Summary
In Matter of Ackerman (Forbes) (66 A.D.2d 1027), the Fourth Department held that the no-fault insurer may assert a lien against any settlement or recovery obtained in an action by a covered against a noncovered person, but that "a determination must be made as to that portion of the recovery which represents basic economic loss for which the [insured] has received first-party benefits" (supra, p 1027).
Summary of this case from Firemen's Ins v.
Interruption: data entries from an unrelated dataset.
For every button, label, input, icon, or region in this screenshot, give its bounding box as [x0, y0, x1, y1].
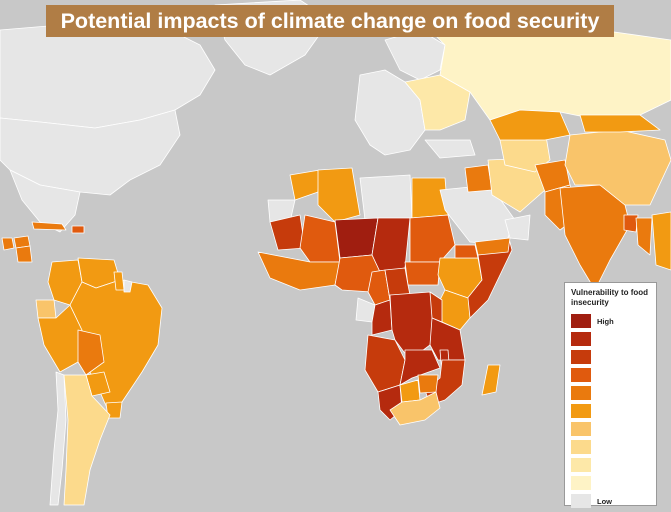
- legend-row: [571, 402, 650, 420]
- legend-swatch: [571, 494, 591, 508]
- region-oman: [504, 214, 531, 241]
- legend-title: Vulnerability to food insecurity: [571, 288, 649, 307]
- region-myanmar: [635, 217, 653, 256]
- legend-row: [571, 348, 650, 366]
- region-western-europe: [354, 69, 426, 156]
- region-eritrea: [454, 244, 479, 259]
- legend-low-label: Low: [597, 496, 612, 506]
- region-yemen: [474, 237, 511, 256]
- legend-swatch: [571, 386, 591, 400]
- region-madagascar: [481, 364, 501, 396]
- region-zimbabwe: [417, 374, 439, 394]
- legend-swatch: [571, 476, 591, 490]
- region-bolivia: [77, 329, 105, 376]
- map-title: Potential impacts of climate change on f…: [46, 5, 614, 37]
- region-mexico: [9, 169, 81, 233]
- region-mongolia: [579, 114, 661, 133]
- region-bangladesh: [623, 214, 639, 233]
- region-congo: [371, 299, 393, 336]
- legend-high-label: High: [597, 316, 614, 326]
- legend-swatch: [571, 314, 591, 328]
- legend-swatch: [571, 440, 591, 454]
- legend-swatch: [571, 422, 591, 436]
- region-mali: [299, 214, 341, 263]
- region-turkey: [424, 139, 476, 159]
- legend-swatch: [571, 350, 591, 364]
- region-iraq: [464, 164, 493, 193]
- legend-row: [571, 474, 650, 492]
- region-cuba: [31, 221, 67, 231]
- legend-swatch: [571, 404, 591, 418]
- region-haiti: [71, 225, 85, 234]
- legend-row: [571, 366, 650, 384]
- region-algeria: [317, 167, 361, 223]
- region-zambia: [399, 349, 441, 386]
- region-suriname: [123, 279, 133, 293]
- legend-scale: High Low: [571, 312, 650, 510]
- legend-row: [571, 420, 650, 438]
- region-ecuador: [35, 299, 57, 319]
- region-sudan: [409, 214, 456, 263]
- region-chad: [371, 217, 411, 273]
- region-china: [564, 129, 671, 206]
- region-nicaragua: [15, 245, 33, 263]
- region-gabon: [355, 297, 376, 323]
- legend-row: [571, 330, 650, 348]
- region-south-africa: [389, 391, 441, 426]
- region-argentina: [63, 374, 111, 506]
- legend-row: Low: [571, 492, 650, 510]
- region-libya: [359, 174, 413, 221]
- region-guatemala: [1, 237, 15, 251]
- legend-row: [571, 438, 650, 456]
- legend-row: [571, 384, 650, 402]
- legend-swatch: [571, 368, 591, 382]
- legend-swatch: [571, 458, 591, 472]
- legend: Vulnerability to food insecurity High Low: [564, 282, 657, 508]
- region-south-sudan: [404, 261, 441, 286]
- legend-row: High: [571, 312, 650, 330]
- region-guyana: [113, 271, 125, 291]
- region-southeast-asia: [651, 211, 671, 271]
- legend-row: [571, 456, 650, 474]
- region-niger: [334, 217, 379, 259]
- region-somalia: [465, 234, 513, 319]
- region-morocco: [289, 169, 321, 201]
- region-scandinavia: [384, 29, 446, 81]
- legend-swatch: [571, 332, 591, 346]
- region-chile: [49, 371, 67, 506]
- region-central-african-republic: [384, 267, 411, 301]
- region-uganda: [429, 291, 443, 323]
BowleyOpinion
December 15, 1978
Appeal from the Jefferson Supreme Court.
Present — Cardamone, J.P., Dillon, Hancock, Jr., Schnepp and Witmer, JJ.
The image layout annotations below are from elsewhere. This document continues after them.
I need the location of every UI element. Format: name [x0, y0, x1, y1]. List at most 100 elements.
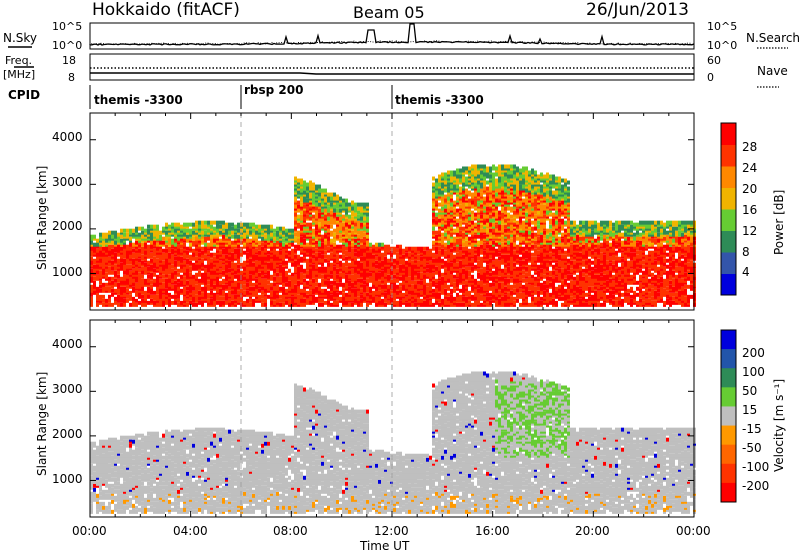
power-cell [147, 270, 150, 275]
power-cell [435, 222, 438, 227]
cpid-label: CPID [8, 88, 40, 102]
power-cell [309, 180, 312, 185]
power-cell [315, 186, 318, 191]
power-cell [282, 228, 285, 233]
power-cell [381, 300, 384, 305]
power-cell [378, 250, 381, 255]
power-cell [327, 258, 330, 263]
power-cell [372, 266, 375, 271]
power-cell [447, 284, 450, 289]
power-cell [351, 274, 354, 279]
power-cell [228, 282, 231, 287]
power-cell [471, 288, 474, 293]
power-cell [327, 296, 330, 301]
power-cell [138, 290, 141, 295]
power-cell [243, 302, 246, 307]
power-cell [228, 242, 231, 247]
power-cell [489, 286, 492, 291]
power-cell [321, 278, 324, 283]
power-cell [156, 300, 159, 305]
power-cell [261, 258, 264, 263]
power-cell [210, 282, 213, 287]
power-cell [447, 186, 450, 191]
power-cell [150, 266, 153, 271]
power-cell [381, 290, 384, 295]
power-cell [231, 268, 234, 273]
power-cell [483, 276, 486, 281]
power-cell [414, 256, 417, 261]
power-cell [381, 246, 384, 251]
power-cell [378, 282, 381, 287]
power-cell [285, 238, 288, 243]
power-cell [234, 248, 237, 253]
power-cell [183, 264, 186, 269]
power-cell [165, 248, 168, 253]
power-cell [336, 204, 339, 209]
power-cell [357, 236, 360, 241]
power-cell [366, 236, 369, 241]
power-cell [96, 252, 99, 257]
power-cell [315, 230, 318, 235]
power-cell [216, 234, 219, 239]
power-cell [492, 198, 495, 203]
power-cell [168, 238, 171, 243]
power-cell [417, 274, 420, 279]
power-cell [222, 292, 225, 297]
power-cell [390, 252, 393, 257]
power-cell [285, 276, 288, 281]
power-cell [336, 228, 339, 233]
power-cell [486, 190, 489, 195]
power-cell [252, 268, 255, 273]
power-cell [333, 294, 336, 299]
power-cell [402, 298, 405, 303]
power-cell [357, 260, 360, 265]
power-cell [291, 228, 294, 233]
power-cell [342, 206, 345, 211]
power-cell [219, 240, 222, 245]
power-cell [330, 256, 333, 261]
power-cell [129, 282, 132, 287]
power-cell [198, 262, 201, 267]
power-cell [330, 220, 333, 225]
power-cell [300, 250, 303, 255]
power-cell [246, 246, 249, 251]
power-cell [93, 264, 96, 269]
power-cell [459, 262, 462, 267]
power-cell [459, 220, 462, 225]
power-cell [495, 172, 498, 177]
power-cell [237, 300, 240, 305]
power-cell [156, 282, 159, 287]
power-cell [426, 254, 429, 259]
power-cell [147, 262, 150, 267]
power-cell [477, 170, 480, 175]
power-cell [192, 256, 195, 261]
power-cell [387, 260, 390, 265]
power-cell [480, 244, 483, 249]
power-cell [351, 236, 354, 241]
power-cell [462, 302, 465, 307]
power-cell [291, 242, 294, 247]
power-cell [189, 280, 192, 285]
power-cell [108, 286, 111, 291]
power-cell [450, 226, 453, 231]
power-cell [273, 302, 276, 307]
power-cell [333, 236, 336, 241]
power-cell [480, 246, 483, 251]
power-cell [174, 274, 177, 279]
power-cell [339, 262, 342, 267]
power-cell [327, 276, 330, 281]
power-cell [483, 256, 486, 261]
power-cell [330, 284, 333, 289]
power-cell [180, 244, 183, 249]
power-cell [474, 230, 477, 235]
power-cell [261, 226, 264, 231]
power-cell [204, 282, 207, 287]
power-cell [345, 270, 348, 275]
power-cell [369, 278, 372, 283]
power-cell [450, 294, 453, 299]
power-cell [165, 250, 168, 255]
power-cell [360, 302, 363, 307]
power-cell [99, 242, 102, 247]
power-cell [183, 254, 186, 259]
power-cell [339, 204, 342, 209]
Order unanimously modified and, as modified, affirmed, without costs, and matter remitted to Special Term, Supreme Court, Jefferson County, for further proceedings in accordance with the following memorandum: Lumbermen's Mutual Casualty Company, insurer of an automobile involved in a collision with a motorcycle on which infant, Daniel E. Ackerman, was riding as a passenger, and to whom it paid first-party benefits as a covered person, may assert a lien against the recovery in an action by the infant against the owner of the motorcycle, a noncovered person (Insurance Law, § 673, subd 2, amd eff Dec. 1, 1977). However, a determination must be made as to that portion of the recovery which represents basic economic loss for which the infant has received first-party benefits (United States Fid. Guar. Co. v. Stuyvesant Ins. Co., 61 A.D.2d 1122; Scinta v Kazmierczak, 59 A.D.2d 313). Accordingly the proceeding is remitted to Jefferson County Supreme Court, Special Term, for an immediate determination of this issue (CPLR 3212, subd [c]). It is directed that Special Term consider the appointment of a guardian ad litem to protect the interests of the infant and that the reasonable compensation for the services of the guardian be paid by the insurers (CPLR 1202, 1204).